If you asked your Iberian branch then you might get a better guess. Alternatively you could look at that screenshot you linked to. The first massive red arrow points to the text "TARGET www.juntaelectoralcentral.es || WHY http://goo.gl/f8XGp", and that goo.gl address redirects to an article about the Junta Electoral banning the M-15 camp in the Puerta del Sol.
"the attacks are a response to proposed legislation to make filesharing illegal in Spain."
What? so they are going to shut off the internet?
Here's a hint, a web page is a file which is shared (I suppose the argument could be made that a dynamic page isn't). Hell, the Microsoft updater is nothing more then fileshareing (the files in question being patches to windows). I suppose you might still be able to use IRC (provided you don't use DCC, and have a client provided by sneaker-net).
@"Spanish police claim to have disrupted a key cell of the organisation."
WTF is a key cell? Anonymous are loosely affiliated, I.e. no key central order. So any claim by the Spanish police to be disrupting "a key cell" in Anonymous is an intentionally false blatantly PR rhetoric way of lyingly implying they have had a big destructive central effect on Anonymous, when in reality, it'll have no such effect.

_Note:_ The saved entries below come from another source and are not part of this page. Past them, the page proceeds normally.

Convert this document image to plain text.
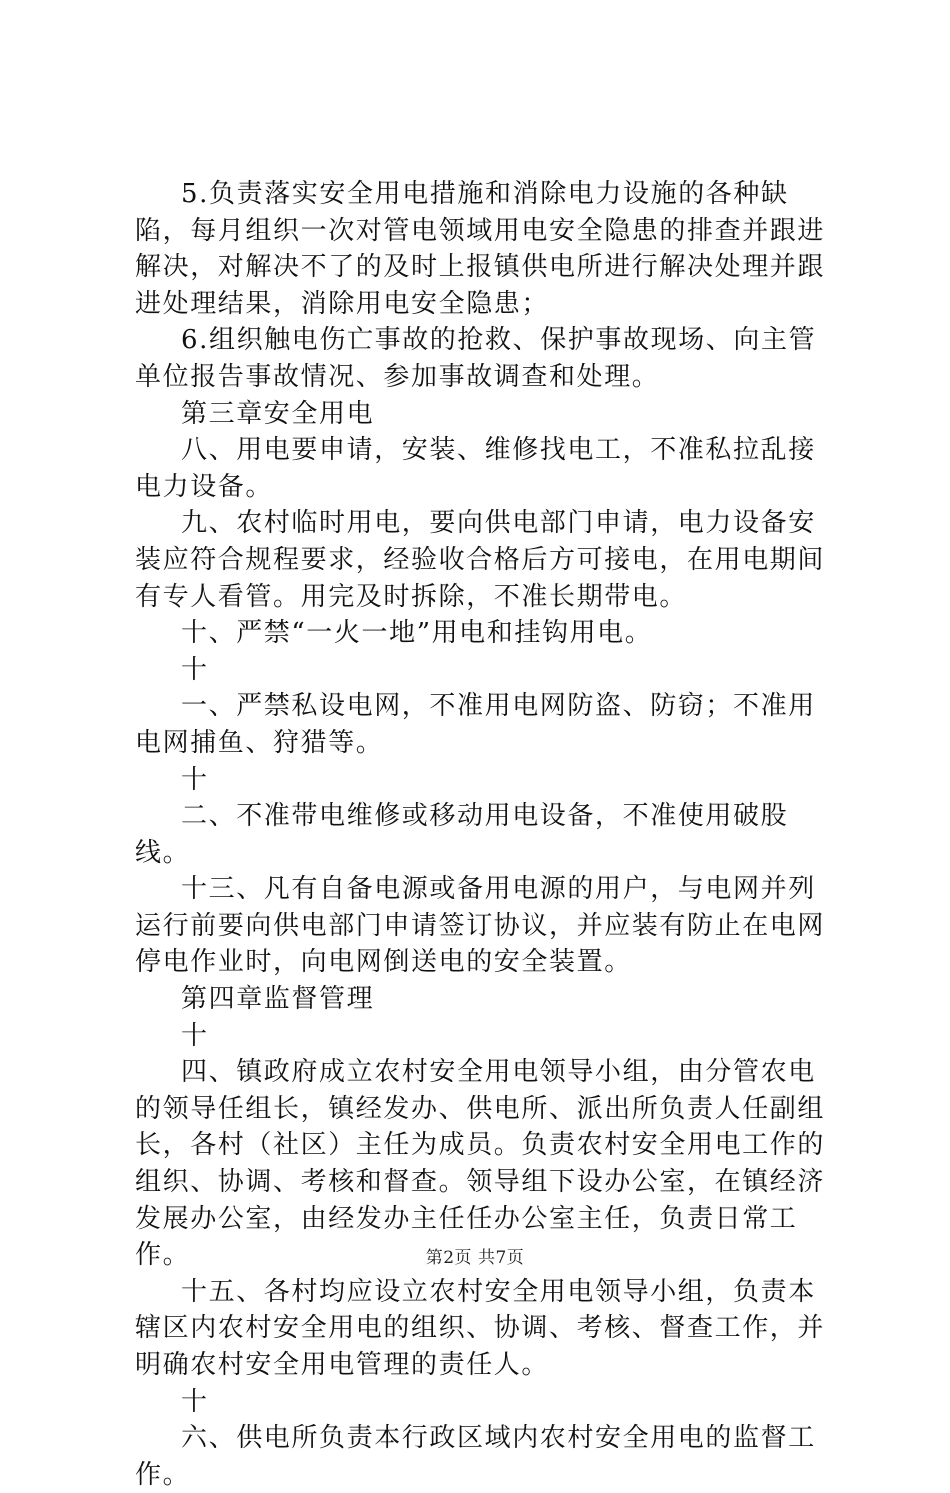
5.负责落实安全用电措施和消除电力设施的各种缺陷，每月组织一次对管电领域用电安全隐患的排查并跟进解决，对解决不了的及时上报镇供电所进行解决处理并跟进处理结果，消除用电安全隐患；

6.组织触电伤亡事故的抢救、保护事故现场、向主管单位报告事故情况、参加事故调查和处理。

第三章安全用电

八、用电要申请，安装、维修找电工，不准私拉乱接电力设备。

九、农村临时用电，要向供电部门申请，电力设备安装应符合规程要求，经验收合格后方可接电，在用电期间有专人看管。用完及时拆除，不准长期带电。

十、严禁“一火一地”用电和挂钩用电。

十

一、严禁私设电网，不准用电网防盗、防窃；不准用电网捕鱼、狩猎等。

十

二、不准带电维修或移动用电设备，不准使用破股线。

十三、凡有自备电源或备用电源的用户，与电网并列运行前要向供电部门申请签订协议，并应装有防止在电网停电作业时，向电网倒送电的安全装置。

第四章监督管理

十

四、镇政府成立农村安全用电领导小组，由分管农电的领导任组长，镇经发办、供电所、派出所负责人任副组长，各村（社区）主任为成员。负责农村安全用电工作的组织、协调、考核和督查。领导组下设办公室，在镇经济发展办公室，由经发办主任任办公室主任，负责日常工作。

十五、各村均应设立农村安全用电领导小组，负责本辖区内农村安全用电的组织、协调、考核、督查工作，并明确农村安全用电管理的责任人。

十

六、供电所负责本行政区域内农村安全用电的监督工作。

第2页 共7页
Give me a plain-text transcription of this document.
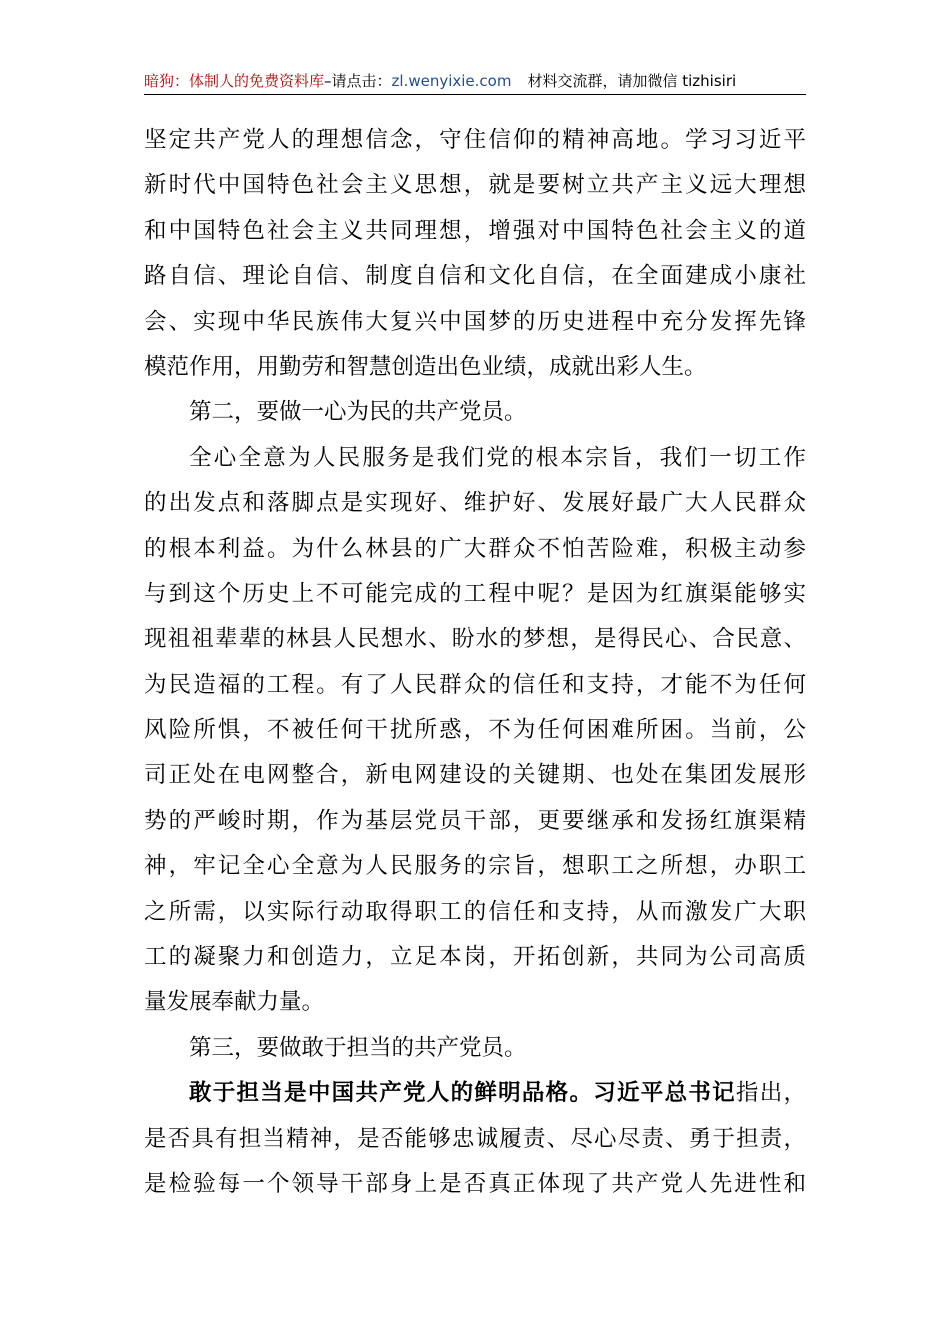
暗狗：体制人的免费资料库–请点击：zl.wenyixie.com 材料交流群，请加微信 tizhisiri
坚定共产党人的理想信念，守住信仰的精神高地。学习习近平
新时代中国特色社会主义思想，就是要树立共产主义远大理想
和中国特色社会主义共同理想，增强对中国特色社会主义的道
路自信、理论自信、制度自信和文化自信，在全面建成小康社
会、实现中华民族伟大复兴中国梦的历史进程中充分发挥先锋
模范作用，用勤劳和智慧创造出色业绩，成就出彩人生。
第二，要做一心为民的共产党员。
全心全意为人民服务是我们党的根本宗旨，我们一切工作
的出发点和落脚点是实现好、维护好、发展好最广大人民群众
的根本利益。为什么林县的广大群众不怕苦险难，积极主动参
与到这个历史上不可能完成的工程中呢？是因为红旗渠能够实
现祖祖辈辈的林县人民想水、盼水的梦想，是得民心、合民意、
为民造福的工程。有了人民群众的信任和支持，才能不为任何
风险所惧，不被任何干扰所惑，不为任何困难所困。当前，公
司正处在电网整合，新电网建设的关键期、也处在集团发展形
势的严峻时期，作为基层党员干部，更要继承和发扬红旗渠精
神，牢记全心全意为人民服务的宗旨，想职工之所想，办职工
之所需，以实际行动取得职工的信任和支持，从而激发广大职
工的凝聚力和创造力，立足本岗，开拓创新，共同为公司高质
量发展奉献力量。
第三，要做敢于担当的共产党员。
敢于担当是中国共产党人的鲜明品格。习近平总书记指出，
是否具有担当精神，是否能够忠诚履责、尽心尽责、勇于担责，
是检验每一个领导干部身上是否真正体现了共产党人先进性和
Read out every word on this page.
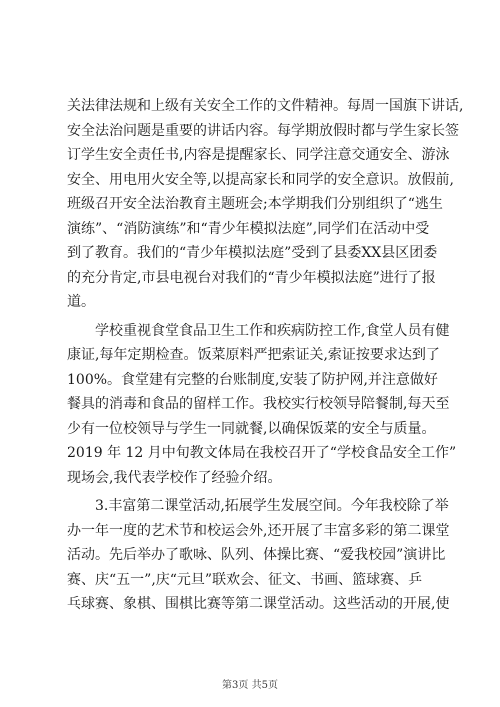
关法律法规和上级有关安全工作的文件精神。每周一国旗下讲话,
安全法治问题是重要的讲话内容。每学期放假时都与学生家长签
订学生安全责任书,内容是提醒家长、同学注意交通安全、游泳
安全、用电用火安全等,以提高家长和同学的安全意识。放假前,
班级召开安全法治教育主题班会;本学期我们分别组织了“逃生
演练”、“消防演练”和“青少年模拟法庭”,同学们在活动中受
到了教育。我们的“青少年模拟法庭”受到了县委XX县区团委
的充分肯定,市县电视台对我们的“青少年模拟法庭”进行了报
道。

学校重视食堂食品卫生工作和疾病防控工作,食堂人员有健
康证,每年定期检查。饭菜原料严把索证关,索证按要求达到了
100%。食堂建有完整的台账制度,安装了防护网,并注意做好
餐具的消毒和食品的留样工作。我校实行校领导陪餐制,每天至
少有一位校领导与学生一同就餐,以确保饭菜的安全与质量。
2019 年 12 月中旬教文体局在我校召开了“学校食品安全工作”
现场会,我代表学校作了经验介绍。

3.丰富第二课堂活动,拓展学生发展空间。今年我校除了举
办一年一度的艺术节和校运会外,还开展了丰富多彩的第二课堂
活动。先后举办了歌咏、队列、体操比赛、“爱我校园”演讲比
赛、庆“五一”,庆“元旦”联欢会、征文、书画、篮球赛、乒
乓球赛、象棋、围棋比赛等第二课堂活动。这些活动的开展,使

第3页 共5页
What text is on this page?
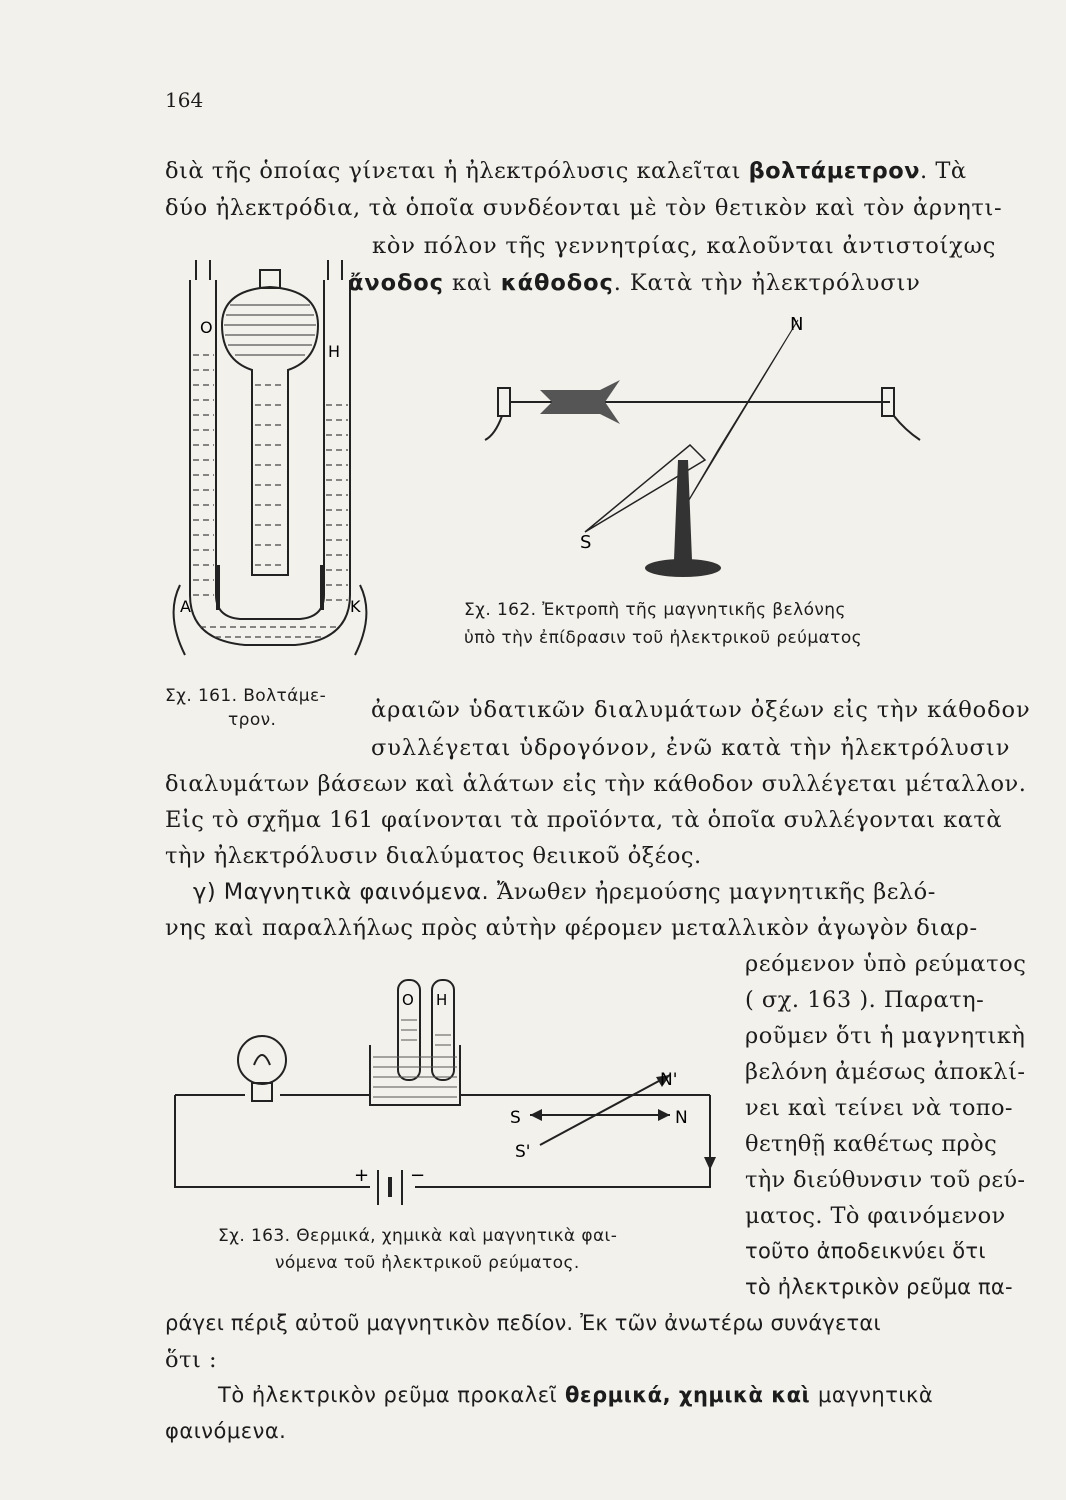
164
διὰ τῆς ὁποίας γίνεται ἡ ἠλεκτρόλυσις καλεῖται βολτάμετρον. Τὰ
δύο ἠλεκτρόδια, τὰ ὁποῖα συνδέονται μὲ τὸν θετικὸν καὶ τὸν ἀρνητι-
κὸν πόλον τῆς γεννητρίας, καλοῦνται ἀντιστοίχως
ἄνοδος καὶ κάθοδος. Κατὰ τὴν ἠλεκτρόλυσιν
O
H
A	K
N
S
Σχ. 162. Ἐκτροπὴ τῆς μαγνητικῆς βελόνης
ὑπὸ τὴν ἐπίδρασιν τοῦ ἠλεκτρικοῦ ρεύματος
Σχ. 161. Βολτάμε-
τρον.	ἀραιῶν ὑδατικῶν διαλυμάτων ὀξέων εἰς τὴν κάθοδον
συλλέγεται ὑδρογόνον, ἐνῶ κατὰ τὴν ἠλεκτρόλυσιν
διαλυμάτων βάσεων καὶ ἁλάτων εἰς τὴν κάθοδον συλλέγεται μέταλλον.
Εἰς τὸ σχῆμα 161 φαίνονται τὰ προϊόντα, τὰ ὁποῖα συλλέγονται κατὰ
τὴν ἠλεκτρόλυσιν διαλύματος θειικοῦ ὀξέος.
γ) Μαγνητικὰ φαινόμενα. Ἄνωθεν ἠρεμούσης μαγνητικῆς βελό-
νης καὶ παραλλήλως πρὸς αὐτὴν φέρομεν μεταλλικὸν ἀγωγὸν διαρ-
ρεόμενον ὑπὸ ρεύματος
( σχ. 163 ). Παρατη-
ροῦμεν ὅτι ἡ μαγνητικὴ
βελόνη ἀμέσως ἀποκλί-
νει καὶ τείνει νὰ τοπο-
θετηθῇ καθέτως πρὸς
τὴν διεύθυνσιν τοῦ ρεύ-
ματος. Τὸ φαινόμενον
τοῦτο ἀποδεικνύει ὅτι
τὸ ἠλεκτρικὸν ρεῦμα πα-
O H
S	N
N'
S'
+ −
Σχ. 163. Θερμικά, χημικὰ καὶ μαγνητικὰ φαι-
νόμενα τοῦ ἠλεκτρικοῦ ρεύματος.
ράγει πέριξ αὐτοῦ μαγνητικὸν πεδίον. Ἐκ τῶν ἀνωτέρω συνάγεται
ὅτι :
Τὸ ἠλεκτρικὸν ρεῦμα προκαλεῖ θερμικά, χημικὰ καὶ μαγνητικὰ
φαινόμενα.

"....When will the police cuff the world bankers? The real criminals...." I see your another one of those that swallowed that political excuse for poor regulation and thoughtless economic policy. Fact is the "bankers" (whcih ones, the investment bankers, the traders, at the moment you're about as vague as when Hitler blamed all Germany's problems on the Jewish bankers) all worked to rules and policies set by SOCIALIST governments, especially in the failing Euro states like Greece, Portugal and Spain. Even the US had a Democrat majority in both houses setting economic policy under Bush. Funny how people like you want to blame Bush for the US crash when he's on record warning about the dangers of the Democrat mortgage policies which led to the economic crash. Open your eyes and stop just unquestioningly swallowing whatever the politicians are peddling.